Best Practices for Mapping: Application Files and Fields
Please note: This post originally appeared on Extol.com (EXTOL has been acquired by Cleo).
Successful EDI implementations must begin with the development and employment of efficient object naming conventions using “best practices.” This will avoid aggravation and redevelopment at a later time. “Doing it correctly the first time” is a most-relevant piece of advice. This is of particular advantage when creating files (tables) to store EDI data (the implementation and deployment of EDI interface/staging files and in support of both inbound and outbound EDI transactions).
EDI interface files generally support both the Enterprise Resource Planning (ERP) applications and the EDI transactions exchanged with trading partners.

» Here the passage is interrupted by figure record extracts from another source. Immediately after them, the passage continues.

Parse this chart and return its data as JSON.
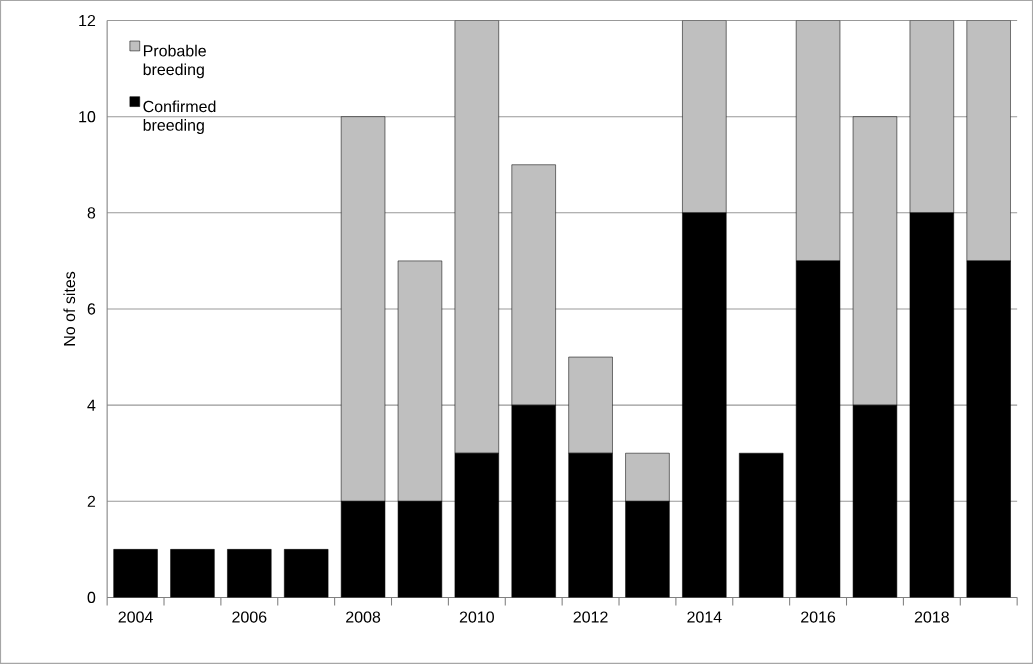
{
  "chart_data": {
    "type": "bar",
    "stacked": true,
    "ylabel": "No of sites",
    "categories": [
      "2004",
      null,
      "2006",
      null,
      "2008",
      null,
      "2010",
      null,
      "2012",
      null,
      "2014",
      null,
      "2016",
      null,
      "2018",
      null
    ],
    "series": [
      {
        "name": "Confirmed breeding",
        "color": "#000000",
        "values": [
          1,
          1,
          1,
          1,
          2,
          2,
          3,
          4,
          3,
          2,
          8,
          3,
          7,
          4,
          8,
          7
        ]
      },
      {
        "name": "Probable breeding",
        "color": "#bfbfbf",
        "values": [
          0,
          0,
          0,
          0,
          8,
          5,
          9,
          5,
          2,
          1,
          4,
          0,
          5,
          6,
          4,
          5
        ]
      }
    ],
    "ylim": [
      0,
      12
    ],
    "yticks": [
      0,
      2,
      4,
      6,
      8,
      10,
      12
    ],
    "grid": "y",
    "legend": "top left"
  }
}
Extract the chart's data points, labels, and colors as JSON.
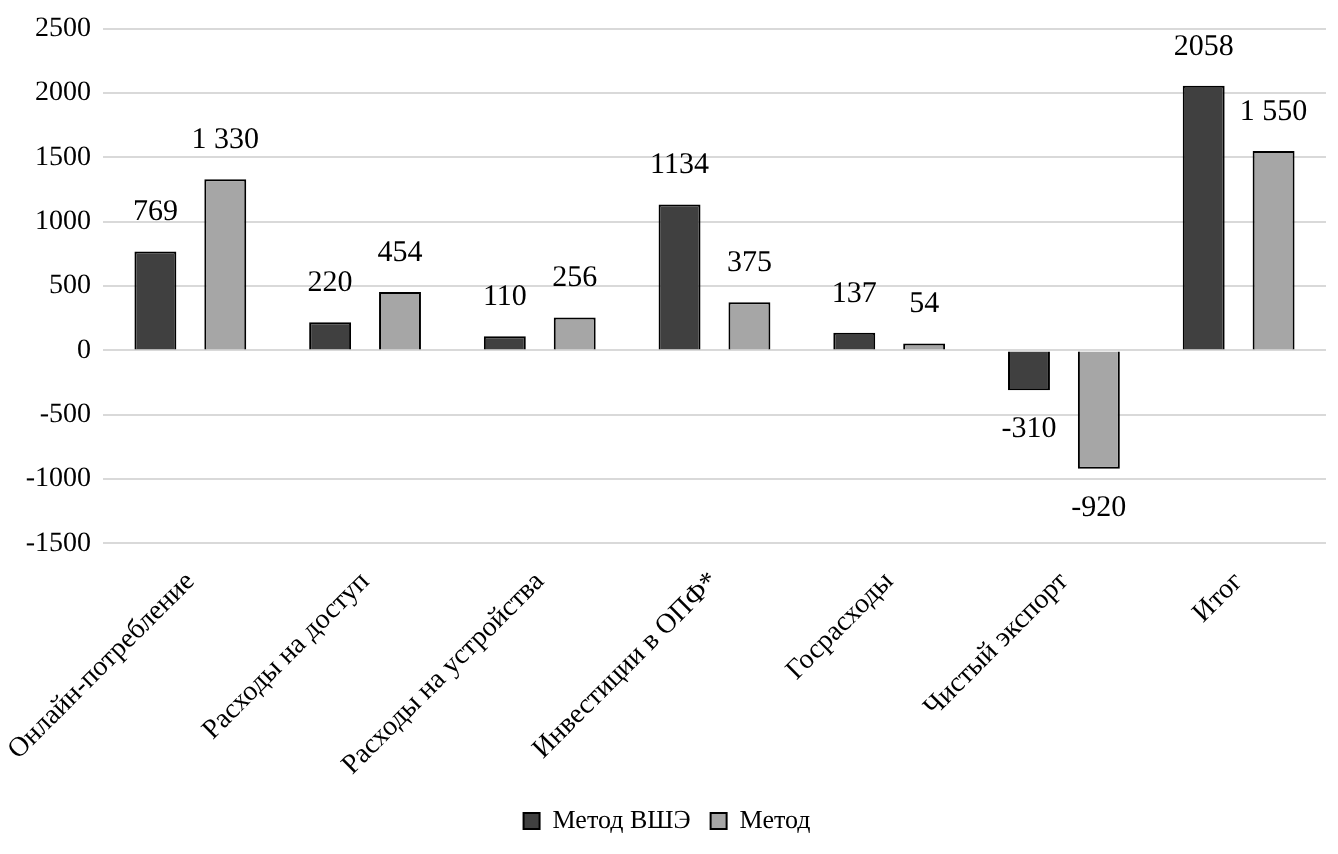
{
  "chart_data": {
    "type": "bar",
    "categories": [
      "Онлайн-потребление",
      "Расходы на доступ",
      "Расходы на устройства",
      "Инвестиции в ОПФ*",
      "Госрасходы",
      "Чистый экспорт",
      "Итог"
    ],
    "series": [
      {
        "name": "Метод ВШЭ",
        "color": "#404040",
        "values": [
          769,
          220,
          110,
          1134,
          137,
          -310,
          2058
        ],
        "value_labels": [
          "769",
          "220",
          "110",
          "1134",
          "137",
          "-310",
          "2058"
        ]
      },
      {
        "name": "Метод",
        "color": "#a6a6a6",
        "values": [
          1330,
          454,
          256,
          375,
          54,
          -920,
          1550
        ],
        "value_labels": [
          "1 330",
          "454",
          "256",
          "375",
          "54",
          "-920",
          "1 550"
        ]
      }
    ],
    "ylim": [
      -1500,
      2500
    ],
    "yticks": [
      -1500,
      -1000,
      -500,
      0,
      500,
      1000,
      1500,
      2000,
      2500
    ],
    "grid": "y",
    "legend": "bottom"
  }
}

The types of files used depend on business requirements and how you will process data within the ERP. Implementation could be affected by the degree of external programming, and how such custom programs are designed for interfacing with the EDI database files. Your choice should be based on “what you feel more comfortable working with” and “how easy changes can be made if needed in the future.” Regardless of outside influences, one thing is for certain, “do-overs” are not fun!
When creating your interface files, it is important to develop and standardize in-house naming conventions that can be used for all files. This will help to identify a file’s purpose and keep your files organized. Remember, you may not be the only source who must use or have access to these files. Below is a list (with examples) of items that should be considered when developing both a file and field naming scheme:
Direction Code: In, Out, Send, Receive
Map/Transaction Type: 810, 850, INV, PO
Structured Data Levels: Header, Detail, Address, Note
Segment Labels: BEG, IT1, N1, MSG
Element Labels: BEG01, IT102, N104
When identifying field (column) names, taking the time to include Element ID and Element Description detail will speak volumes when future technicians must figure out the data because the original file specs conveniently disappeared. One recommendation is to include all Segment and Element descriptions in the metadata. This also significantly simplifies field searching when building maps or developing programs.
Consider the following two examples:
Field Name: “PONUM” Description: “Purchase Order Number BEG03”
Field Name: “CSTORD” Description: “Cust Ord #”
A brief glance will quickly reveal how the simple use of common and consistent conventions can have a noticeable effect on interfaces (programs, maps, etc) that access data, by improving search functions and removing the possibility of field misuse and abuse.
By taking the time to define and apply best-practice naming conventions prior to any development, EDI interfaces can be built once and used many times. The alternative is to make customized changes until the interface (and the adding of new objects) grows out of control. Keeping your files and fields organized by using standards for naming and descriptions can make mapping a breeze. Above all, try to keep in mind that you may not be the only person who has to use these files. Long after you’ve moved on, somebody will either be cursing or praising you. Make it the latter!